The goal in this project will be the development of new therapeutic options for Alzheimer’s disease in close collaboration with the other units of the department.
A lot of potential target enzymes with high medical interest contain a metal ion in their active site which is essential for the catalysis of the corresponding reaction. These metal ions are usually interesting pharmacophoric points for the development of new inhibitors because a binding to them leads very often to potent compounds. Unfortunately only a small amount of different potential metal binding groups are known, limiting the development of new drugs, because of their unselective binding not only to the target but also to other enzymes. One example for the discontinuation of the development of promising new drugs are matrix-metallo-protease inhibitors, where it was not possible to develop selective compounds among the enzyme class.
By the usage of a combination of semi-empirical, quantum chemical, ligand- and structure based approaches we are now able to overcome this limitations and to broaden the available chemical space for metallo enzyme inhibitors.
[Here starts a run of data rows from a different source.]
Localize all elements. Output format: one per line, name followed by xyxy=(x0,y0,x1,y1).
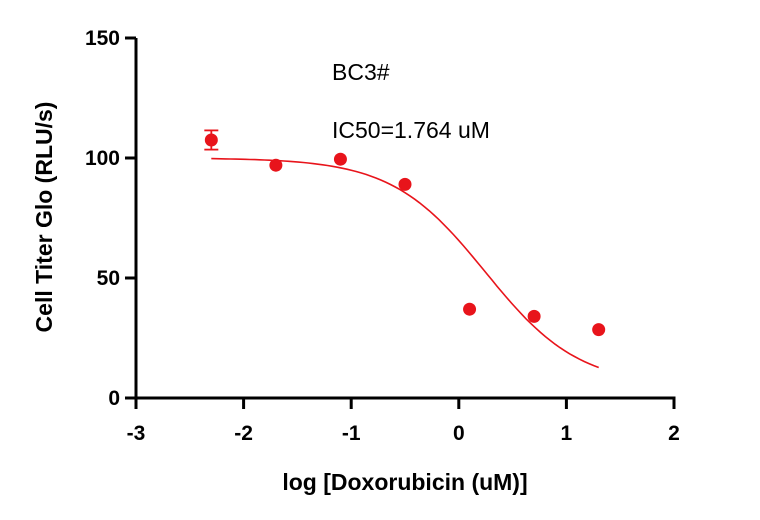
x-tick-label: 2 xyxy=(668,422,680,445)
ic50-label: IC50=1.764 uM xyxy=(332,117,490,143)
sample-label: BC3# xyxy=(332,59,390,85)
y-tick-label: 50 xyxy=(97,267,120,290)
x-tick-label: -1 xyxy=(342,422,361,445)
data-point xyxy=(269,158,283,172)
plot-area xyxy=(204,129,606,369)
data-point xyxy=(398,177,412,191)
data-point xyxy=(527,309,541,323)
x-tick-label: -3 xyxy=(127,422,146,445)
x-tick-label: 1 xyxy=(561,422,573,445)
x-axis-ticks: -3 -2 -1 0 1 2 xyxy=(127,398,680,445)
data-point xyxy=(463,302,477,316)
y-axis-ticks: 0 50 100 150 xyxy=(85,27,136,410)
x-axis-title: log [Doxorubicin (uM)] xyxy=(282,469,527,495)
y-axis-title: Cell Titer Glo (RLU/s) xyxy=(31,102,57,333)
y-tick-label: 150 xyxy=(85,27,120,50)
x-tick-label: 0 xyxy=(453,422,465,445)
y-tick-label: 0 xyxy=(108,387,120,410)
x-tick-label: -2 xyxy=(234,422,253,445)
data-point xyxy=(592,323,606,337)
data-point xyxy=(333,152,347,166)
data-point xyxy=(204,133,218,147)
y-tick-label: 100 xyxy=(85,147,120,170)
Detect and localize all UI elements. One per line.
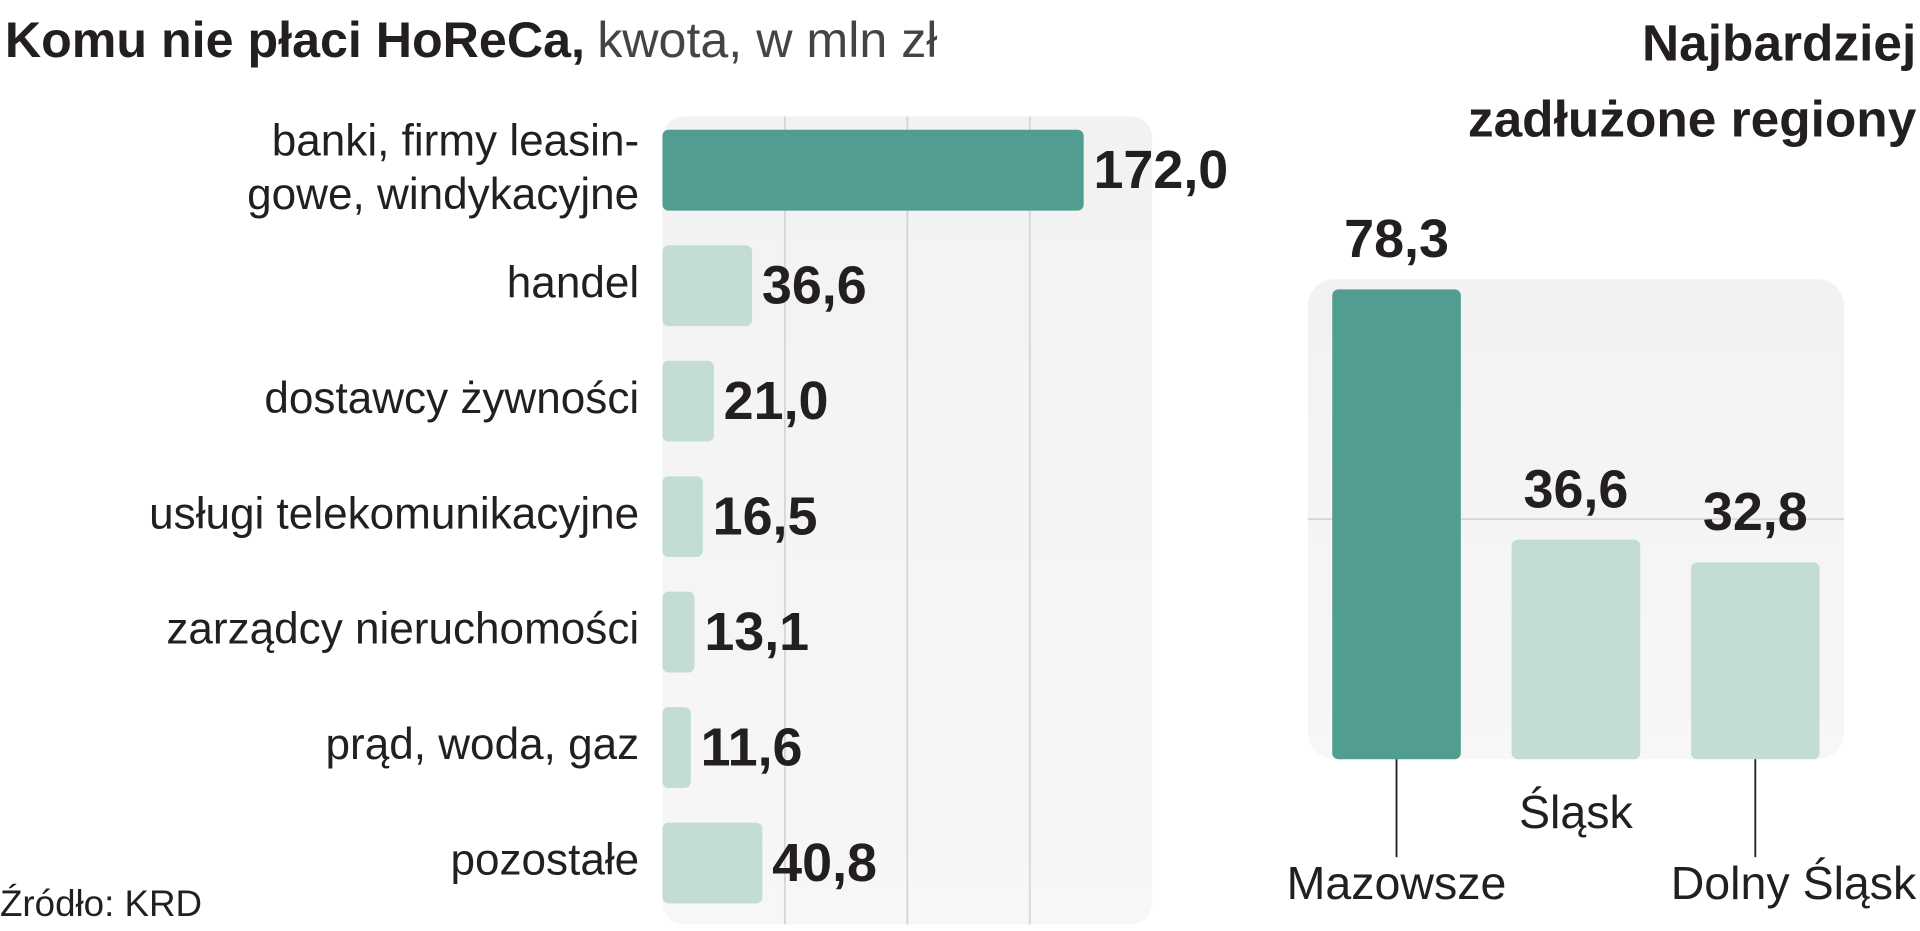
bar bbox=[662, 822, 763, 904]
value-label: 21,0 bbox=[724, 371, 829, 431]
value-label: 78,3 bbox=[1344, 209, 1449, 269]
bar bbox=[662, 707, 691, 788]
value-label: 172,0 bbox=[1093, 140, 1228, 200]
bar bbox=[1691, 562, 1820, 760]
bar bbox=[662, 591, 695, 673]
bar bbox=[662, 476, 703, 558]
title: Komu nie płaci HoReCa, bbox=[5, 12, 585, 68]
bar bbox=[1511, 539, 1641, 760]
source: Źródło: KRD bbox=[0, 883, 202, 924]
bar bbox=[662, 245, 753, 327]
chart-title: Najbardziej zadłużone regiony bbox=[1468, 13, 1917, 147]
category-label: pozostałe bbox=[450, 836, 639, 885]
chart-title: Komu nie płaci HoReCa, kwota, w mln zł bbox=[5, 12, 938, 68]
bar bbox=[1332, 289, 1461, 760]
category-label: Mazowsze bbox=[1287, 857, 1507, 909]
bar bbox=[662, 129, 1084, 211]
category-label: dostawcy żywności bbox=[264, 374, 639, 423]
value-label: 32,8 bbox=[1703, 482, 1808, 542]
value-label: 11,6 bbox=[701, 717, 803, 777]
bar bbox=[662, 360, 714, 442]
category-label: zarządcy nieruchomości bbox=[166, 605, 639, 654]
category-label: handel bbox=[507, 258, 639, 307]
category-label: prąd, woda, gaz bbox=[326, 720, 640, 769]
value-label: 16,5 bbox=[713, 487, 818, 547]
value-label: 36,6 bbox=[762, 256, 867, 316]
subtitle: kwota, w mln zł bbox=[597, 12, 937, 68]
category-label: usługi telekomunikacyjne bbox=[149, 489, 639, 538]
category-label: banki, firmy leasin-gowe, windykacyjne bbox=[247, 116, 639, 219]
value-label: 13,1 bbox=[704, 602, 809, 662]
category-label: Dolny Śląsk bbox=[1671, 857, 1917, 909]
value-label: 40,8 bbox=[772, 833, 877, 893]
value-label: 36,6 bbox=[1524, 459, 1629, 519]
category-label: Śląsk bbox=[1519, 786, 1633, 838]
In one example it was possible to extend the amount of the known 4 metal binding groups for a metal dependent acyltransferase by a number of 6, fully new and undescribed. This allows the development of a whole new world of active molecules.
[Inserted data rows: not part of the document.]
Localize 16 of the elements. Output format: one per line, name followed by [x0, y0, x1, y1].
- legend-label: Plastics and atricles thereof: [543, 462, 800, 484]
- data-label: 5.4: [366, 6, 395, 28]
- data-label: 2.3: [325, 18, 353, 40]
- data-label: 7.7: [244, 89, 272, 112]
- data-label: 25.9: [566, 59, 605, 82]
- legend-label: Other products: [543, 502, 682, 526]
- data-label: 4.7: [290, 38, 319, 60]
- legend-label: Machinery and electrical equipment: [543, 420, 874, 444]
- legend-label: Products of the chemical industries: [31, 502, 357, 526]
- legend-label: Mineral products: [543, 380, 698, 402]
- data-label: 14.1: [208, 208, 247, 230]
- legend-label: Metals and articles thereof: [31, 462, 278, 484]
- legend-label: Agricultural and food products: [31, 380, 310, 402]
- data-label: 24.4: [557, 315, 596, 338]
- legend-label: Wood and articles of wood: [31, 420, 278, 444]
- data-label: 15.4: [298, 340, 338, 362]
MALDI-TOF mass spectrometry is routinely used for the investigation of biomolecules of higher molecular weights, e.g. proteins. Examples are the sequencing of proteins and the investigation of different species of one protein or peptide. However, all of these tools are of a qualitative kind, because for a quantification of the proteins other mass spectrometry based tools are used. But these methods need more time for analysis and so the throughput is limited.
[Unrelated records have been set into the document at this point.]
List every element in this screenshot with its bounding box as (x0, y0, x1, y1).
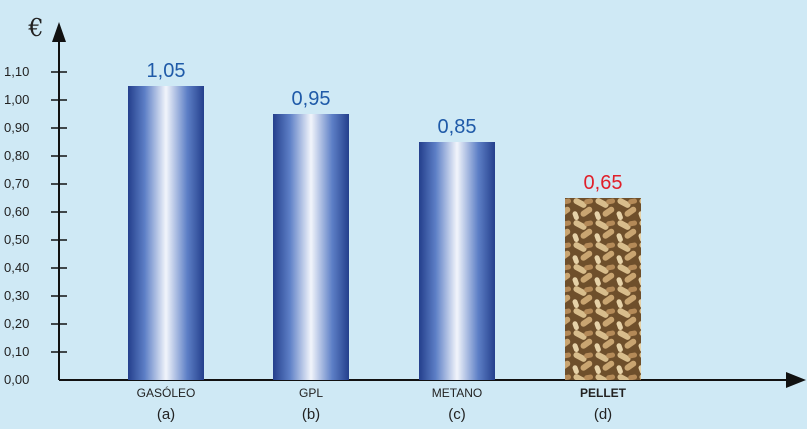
y-tick-label: 0,50 (4, 232, 29, 247)
x-axis-arrow (786, 372, 806, 388)
bar-gasleo (128, 86, 204, 380)
y-tick-label: 1,10 (4, 64, 29, 79)
bar-value-label: 0,95 (292, 88, 331, 110)
bars: 1,05 GASÓLEO (a) 0,95 GPL (b) 0,85 METANO (c) 0,6… (128, 60, 641, 423)
bar-value-label: 1,05 (147, 60, 186, 82)
y-axis-arrow (52, 22, 66, 42)
category-sublabel: (d) (594, 406, 612, 423)
category-sublabel: (c) (448, 406, 466, 423)
category-sublabel: (b) (302, 406, 320, 423)
y-tick-label: 0,60 (4, 204, 29, 219)
y-tick-label: 0,10 (4, 344, 29, 359)
bar-value-label: 0,65 (584, 172, 623, 194)
y-unit-label: € (27, 14, 43, 42)
y-tick-label: 1,00 (4, 92, 29, 107)
y-tick-label: 0,90 (4, 120, 29, 135)
y-ticks: 0,00 0,10 0,20 0,30 0,40 0,50 0,60 0,70 0,80 0,90… (4, 64, 67, 387)
bar-pellet (565, 198, 641, 380)
y-tick-label: 0,20 (4, 316, 29, 331)
category-label: GASÓLEO (137, 385, 196, 400)
bar-metano (419, 142, 495, 380)
y-tick-label: 0,30 (4, 288, 29, 303)
y-tick-label: 0,40 (4, 260, 29, 275)
bar-value-label: 0,85 (438, 116, 477, 138)
y-tick-label: 0,70 (4, 176, 29, 191)
category-sublabel: (a) (157, 406, 175, 423)
category-label: GPL (299, 386, 323, 400)
y-tick-label: 0,80 (4, 148, 29, 163)
category-label: METANO (432, 386, 482, 400)
y-tick-label: 0,00 (4, 372, 29, 387)
bar-gpl (273, 114, 349, 380)
category-label: PELLET (580, 386, 627, 400)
Nevertheless, for certain biomarkers the use of MALDI-TOF for quantification is a useful solution, because they need for the full ionization, and thereby quantification, more energy, than other methods are able to provide. As an example a MALDI-TOF based assay for the quantification of a relatively large protein of 4,8 kDa, used as a bio-marker was established. For this a sample preparation routine had to be developed that is easy to handle. For the determination of such critical parameter like LOD and LOQ an internal standard was synthesized (deuterated) and it was successfully used for the determination of a concentration range of 20 ng/µL to 100 ng/µL in human plasma that exactly represents the range, described for this biomarker in healthy persons and patients.